Claro que nós, não sendo franceses, não votamos em Le Pen ou em Macron, pelo que o que podemos fazer nesta fase não vai muito para além da expressão dos nossos receios e da força das nossas orações. Se o que os franceses querem é a eleição de Le Pen, os formalistas dirão que a democracia funcionou e que ninguém se pode queixar. Mas essa é uma verdade incompleta, já que o prejuízo cai sobre centenas de milhões de pessoas. E, neste caso, os culpados foram os dirigentes europeus a quem, durante décadas, faltou a coragem de assumir que a Europa era um projecto comum e não uma colagem de interesses nacionais.

O fim da História da Europa que a eleição de Le Pen propiciará vai fazer Putin esquecer os desaires na Ucrânia porque desta vez acabará por ganhar a taluda do século. A Europa tornar-se-á num jardim para o seu passeio triunfal e Paris poderá ver a reedição do desfile a que Hitler teve direito em 1940 no Champs Elysées, só que desta vez com Putin, sem tropas e sem tanques, só com flores oferecidas por Marine.
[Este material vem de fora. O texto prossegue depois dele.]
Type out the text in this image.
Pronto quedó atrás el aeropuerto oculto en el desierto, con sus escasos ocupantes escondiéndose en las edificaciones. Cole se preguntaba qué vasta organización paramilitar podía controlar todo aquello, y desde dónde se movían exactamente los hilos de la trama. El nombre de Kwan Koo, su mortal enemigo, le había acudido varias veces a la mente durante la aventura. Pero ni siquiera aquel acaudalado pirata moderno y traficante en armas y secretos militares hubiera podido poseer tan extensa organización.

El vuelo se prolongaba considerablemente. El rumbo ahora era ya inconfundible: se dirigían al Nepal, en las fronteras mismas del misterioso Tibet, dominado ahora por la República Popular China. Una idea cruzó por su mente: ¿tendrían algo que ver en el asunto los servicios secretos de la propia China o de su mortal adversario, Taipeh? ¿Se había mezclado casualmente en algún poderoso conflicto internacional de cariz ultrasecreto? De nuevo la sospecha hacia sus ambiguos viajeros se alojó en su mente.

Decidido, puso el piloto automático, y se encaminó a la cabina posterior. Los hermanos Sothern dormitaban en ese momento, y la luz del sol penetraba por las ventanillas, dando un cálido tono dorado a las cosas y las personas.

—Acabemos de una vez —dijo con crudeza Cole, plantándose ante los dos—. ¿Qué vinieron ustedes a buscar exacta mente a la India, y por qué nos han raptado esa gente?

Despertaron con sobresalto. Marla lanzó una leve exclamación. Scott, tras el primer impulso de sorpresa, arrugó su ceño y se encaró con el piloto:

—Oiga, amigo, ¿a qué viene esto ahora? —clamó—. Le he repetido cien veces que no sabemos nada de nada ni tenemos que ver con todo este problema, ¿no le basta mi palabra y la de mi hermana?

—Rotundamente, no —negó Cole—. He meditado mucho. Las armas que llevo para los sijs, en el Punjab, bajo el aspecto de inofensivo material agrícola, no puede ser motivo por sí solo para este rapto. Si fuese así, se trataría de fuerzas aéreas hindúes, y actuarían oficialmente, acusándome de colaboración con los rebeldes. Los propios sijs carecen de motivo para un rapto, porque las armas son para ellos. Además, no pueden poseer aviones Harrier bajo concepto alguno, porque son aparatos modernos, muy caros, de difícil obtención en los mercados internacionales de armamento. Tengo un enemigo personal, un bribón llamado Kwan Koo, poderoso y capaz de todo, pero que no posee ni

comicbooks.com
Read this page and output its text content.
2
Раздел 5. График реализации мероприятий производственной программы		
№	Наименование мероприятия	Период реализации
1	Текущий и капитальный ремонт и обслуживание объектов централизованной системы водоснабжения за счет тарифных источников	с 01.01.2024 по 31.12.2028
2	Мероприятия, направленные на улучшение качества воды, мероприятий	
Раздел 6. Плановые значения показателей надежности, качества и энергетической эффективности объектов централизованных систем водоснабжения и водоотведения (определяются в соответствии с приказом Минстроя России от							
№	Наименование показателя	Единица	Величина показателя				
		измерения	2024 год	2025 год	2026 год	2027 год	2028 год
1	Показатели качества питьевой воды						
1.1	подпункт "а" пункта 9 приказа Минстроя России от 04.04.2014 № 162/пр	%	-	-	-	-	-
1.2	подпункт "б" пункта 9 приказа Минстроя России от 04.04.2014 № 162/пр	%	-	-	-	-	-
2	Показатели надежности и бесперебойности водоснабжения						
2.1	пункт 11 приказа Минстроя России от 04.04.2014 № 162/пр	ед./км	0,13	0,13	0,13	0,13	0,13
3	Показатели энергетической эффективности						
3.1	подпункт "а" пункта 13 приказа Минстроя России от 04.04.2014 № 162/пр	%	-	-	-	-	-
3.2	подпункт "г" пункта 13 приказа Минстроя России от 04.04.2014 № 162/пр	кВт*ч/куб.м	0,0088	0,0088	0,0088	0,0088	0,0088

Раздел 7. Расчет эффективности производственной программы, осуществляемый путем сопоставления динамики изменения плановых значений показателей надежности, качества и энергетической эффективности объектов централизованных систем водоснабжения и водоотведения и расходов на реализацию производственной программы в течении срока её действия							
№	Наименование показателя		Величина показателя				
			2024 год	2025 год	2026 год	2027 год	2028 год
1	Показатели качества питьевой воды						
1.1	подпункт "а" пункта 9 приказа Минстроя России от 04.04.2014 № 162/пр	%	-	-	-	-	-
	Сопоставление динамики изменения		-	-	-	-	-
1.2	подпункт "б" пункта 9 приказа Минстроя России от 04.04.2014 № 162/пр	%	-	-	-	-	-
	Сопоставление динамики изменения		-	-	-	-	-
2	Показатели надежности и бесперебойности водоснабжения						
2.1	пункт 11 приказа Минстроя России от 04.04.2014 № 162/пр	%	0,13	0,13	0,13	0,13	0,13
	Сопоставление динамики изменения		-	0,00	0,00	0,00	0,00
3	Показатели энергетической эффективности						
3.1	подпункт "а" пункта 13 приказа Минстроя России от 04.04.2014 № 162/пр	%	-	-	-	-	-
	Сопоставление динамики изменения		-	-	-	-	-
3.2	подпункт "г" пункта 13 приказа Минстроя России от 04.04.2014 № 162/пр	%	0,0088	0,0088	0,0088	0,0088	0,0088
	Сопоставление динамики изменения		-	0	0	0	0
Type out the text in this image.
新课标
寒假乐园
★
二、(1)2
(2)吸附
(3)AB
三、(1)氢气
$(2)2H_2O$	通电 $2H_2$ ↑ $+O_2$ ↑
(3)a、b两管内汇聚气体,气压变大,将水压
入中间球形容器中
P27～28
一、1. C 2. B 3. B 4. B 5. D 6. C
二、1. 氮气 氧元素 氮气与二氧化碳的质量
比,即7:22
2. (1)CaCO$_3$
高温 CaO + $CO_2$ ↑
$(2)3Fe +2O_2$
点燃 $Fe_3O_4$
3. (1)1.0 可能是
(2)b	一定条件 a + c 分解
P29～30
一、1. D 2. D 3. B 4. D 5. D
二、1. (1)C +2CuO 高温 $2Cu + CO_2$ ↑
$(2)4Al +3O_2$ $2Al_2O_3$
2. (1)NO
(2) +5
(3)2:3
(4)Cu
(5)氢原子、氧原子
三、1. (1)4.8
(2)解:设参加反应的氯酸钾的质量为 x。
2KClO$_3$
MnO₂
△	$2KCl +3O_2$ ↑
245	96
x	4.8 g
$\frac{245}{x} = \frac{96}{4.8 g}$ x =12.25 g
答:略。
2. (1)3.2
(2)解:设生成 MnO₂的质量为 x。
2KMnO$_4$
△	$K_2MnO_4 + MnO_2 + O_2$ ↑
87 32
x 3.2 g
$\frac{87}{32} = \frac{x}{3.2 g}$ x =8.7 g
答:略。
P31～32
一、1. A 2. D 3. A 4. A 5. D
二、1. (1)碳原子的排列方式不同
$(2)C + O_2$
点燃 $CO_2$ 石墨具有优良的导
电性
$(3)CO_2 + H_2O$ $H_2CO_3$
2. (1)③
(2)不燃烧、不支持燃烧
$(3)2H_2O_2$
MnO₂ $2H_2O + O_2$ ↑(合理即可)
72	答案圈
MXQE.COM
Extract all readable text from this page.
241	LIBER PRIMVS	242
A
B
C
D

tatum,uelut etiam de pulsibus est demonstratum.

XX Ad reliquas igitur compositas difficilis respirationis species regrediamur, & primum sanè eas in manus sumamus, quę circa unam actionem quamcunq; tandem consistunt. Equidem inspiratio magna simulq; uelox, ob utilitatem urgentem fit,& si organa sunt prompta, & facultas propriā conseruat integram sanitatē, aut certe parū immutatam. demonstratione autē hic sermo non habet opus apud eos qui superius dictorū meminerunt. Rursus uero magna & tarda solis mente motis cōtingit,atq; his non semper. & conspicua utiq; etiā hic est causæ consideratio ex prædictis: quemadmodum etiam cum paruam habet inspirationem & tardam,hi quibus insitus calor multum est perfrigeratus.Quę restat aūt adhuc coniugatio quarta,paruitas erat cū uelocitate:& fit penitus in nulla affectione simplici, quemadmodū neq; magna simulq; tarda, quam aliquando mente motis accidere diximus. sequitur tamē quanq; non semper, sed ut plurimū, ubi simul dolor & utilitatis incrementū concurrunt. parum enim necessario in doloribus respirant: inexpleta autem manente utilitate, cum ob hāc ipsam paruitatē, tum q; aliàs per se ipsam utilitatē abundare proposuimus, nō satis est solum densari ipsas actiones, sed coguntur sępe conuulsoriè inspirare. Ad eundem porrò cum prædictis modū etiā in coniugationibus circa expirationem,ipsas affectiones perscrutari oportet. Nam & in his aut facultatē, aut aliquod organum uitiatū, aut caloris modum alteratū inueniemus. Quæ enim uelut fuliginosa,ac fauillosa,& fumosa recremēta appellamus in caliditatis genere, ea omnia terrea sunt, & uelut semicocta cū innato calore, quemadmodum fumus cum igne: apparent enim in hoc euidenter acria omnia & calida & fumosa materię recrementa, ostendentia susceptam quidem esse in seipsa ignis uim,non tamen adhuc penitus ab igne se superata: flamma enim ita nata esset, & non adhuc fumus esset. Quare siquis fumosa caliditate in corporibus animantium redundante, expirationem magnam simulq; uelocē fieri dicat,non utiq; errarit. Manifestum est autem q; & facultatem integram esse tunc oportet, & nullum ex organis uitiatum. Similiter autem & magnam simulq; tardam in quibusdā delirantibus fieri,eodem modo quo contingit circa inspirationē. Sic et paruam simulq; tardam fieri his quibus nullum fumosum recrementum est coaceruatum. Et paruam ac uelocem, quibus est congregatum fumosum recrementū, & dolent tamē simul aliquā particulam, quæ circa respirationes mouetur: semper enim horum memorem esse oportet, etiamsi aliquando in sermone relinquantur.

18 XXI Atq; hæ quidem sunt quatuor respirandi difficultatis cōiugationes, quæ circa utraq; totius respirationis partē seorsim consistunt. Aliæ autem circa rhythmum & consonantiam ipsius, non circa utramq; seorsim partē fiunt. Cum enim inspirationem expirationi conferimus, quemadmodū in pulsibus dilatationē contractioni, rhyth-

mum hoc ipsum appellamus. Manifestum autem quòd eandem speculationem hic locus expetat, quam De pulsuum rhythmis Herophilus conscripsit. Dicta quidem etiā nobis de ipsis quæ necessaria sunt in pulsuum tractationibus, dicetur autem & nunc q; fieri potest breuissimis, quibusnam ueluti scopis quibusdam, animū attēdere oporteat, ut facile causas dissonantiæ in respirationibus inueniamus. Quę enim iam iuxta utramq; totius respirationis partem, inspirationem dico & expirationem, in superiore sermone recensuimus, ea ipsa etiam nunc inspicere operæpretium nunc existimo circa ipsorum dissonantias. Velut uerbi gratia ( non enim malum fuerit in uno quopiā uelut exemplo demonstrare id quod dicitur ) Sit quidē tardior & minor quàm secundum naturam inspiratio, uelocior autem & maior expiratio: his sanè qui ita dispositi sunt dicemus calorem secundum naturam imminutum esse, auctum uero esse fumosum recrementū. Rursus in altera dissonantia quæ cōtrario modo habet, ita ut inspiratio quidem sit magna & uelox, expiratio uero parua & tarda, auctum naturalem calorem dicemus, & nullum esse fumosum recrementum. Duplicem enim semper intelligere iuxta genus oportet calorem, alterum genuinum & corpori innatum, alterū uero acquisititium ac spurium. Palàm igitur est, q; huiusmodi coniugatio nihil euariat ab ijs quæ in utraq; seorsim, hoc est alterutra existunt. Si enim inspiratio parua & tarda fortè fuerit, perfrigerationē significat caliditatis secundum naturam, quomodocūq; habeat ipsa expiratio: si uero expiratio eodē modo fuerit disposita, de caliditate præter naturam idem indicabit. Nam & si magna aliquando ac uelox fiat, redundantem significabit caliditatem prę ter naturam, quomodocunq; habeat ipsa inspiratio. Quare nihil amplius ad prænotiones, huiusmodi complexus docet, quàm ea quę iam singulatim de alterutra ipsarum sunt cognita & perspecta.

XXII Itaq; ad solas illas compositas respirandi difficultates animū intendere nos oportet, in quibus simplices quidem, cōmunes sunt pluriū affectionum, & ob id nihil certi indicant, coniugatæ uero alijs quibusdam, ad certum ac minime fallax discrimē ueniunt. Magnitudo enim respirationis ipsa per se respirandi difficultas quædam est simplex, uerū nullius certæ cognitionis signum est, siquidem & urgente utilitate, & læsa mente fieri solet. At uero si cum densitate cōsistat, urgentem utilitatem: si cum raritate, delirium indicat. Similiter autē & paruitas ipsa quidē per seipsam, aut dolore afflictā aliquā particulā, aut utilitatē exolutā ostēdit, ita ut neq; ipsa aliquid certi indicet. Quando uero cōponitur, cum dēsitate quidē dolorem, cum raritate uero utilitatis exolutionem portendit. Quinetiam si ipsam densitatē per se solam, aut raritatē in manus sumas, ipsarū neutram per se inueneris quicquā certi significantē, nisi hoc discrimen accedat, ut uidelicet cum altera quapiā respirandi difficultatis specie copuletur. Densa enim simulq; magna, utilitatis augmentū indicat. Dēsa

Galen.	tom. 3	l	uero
Quanto ao último cidadão europeu, aquele que lutou até ao fim das suas capacidades físicas pela Europa, o título pertencerá por direito próprio a Zelensky, o Moisés da era moderna, que liderou o seu povo em direcção à terra prometida. Tal como Moisés, também Zelensky pode não conseguir lá chegar, desta vez porque a terra prometida desaparecerá mesmo para todos.

Se este cenário tiver sido apenas um pesadelo, a Europa ganhará certamente um novo e substantivo alento na noite de Domingo.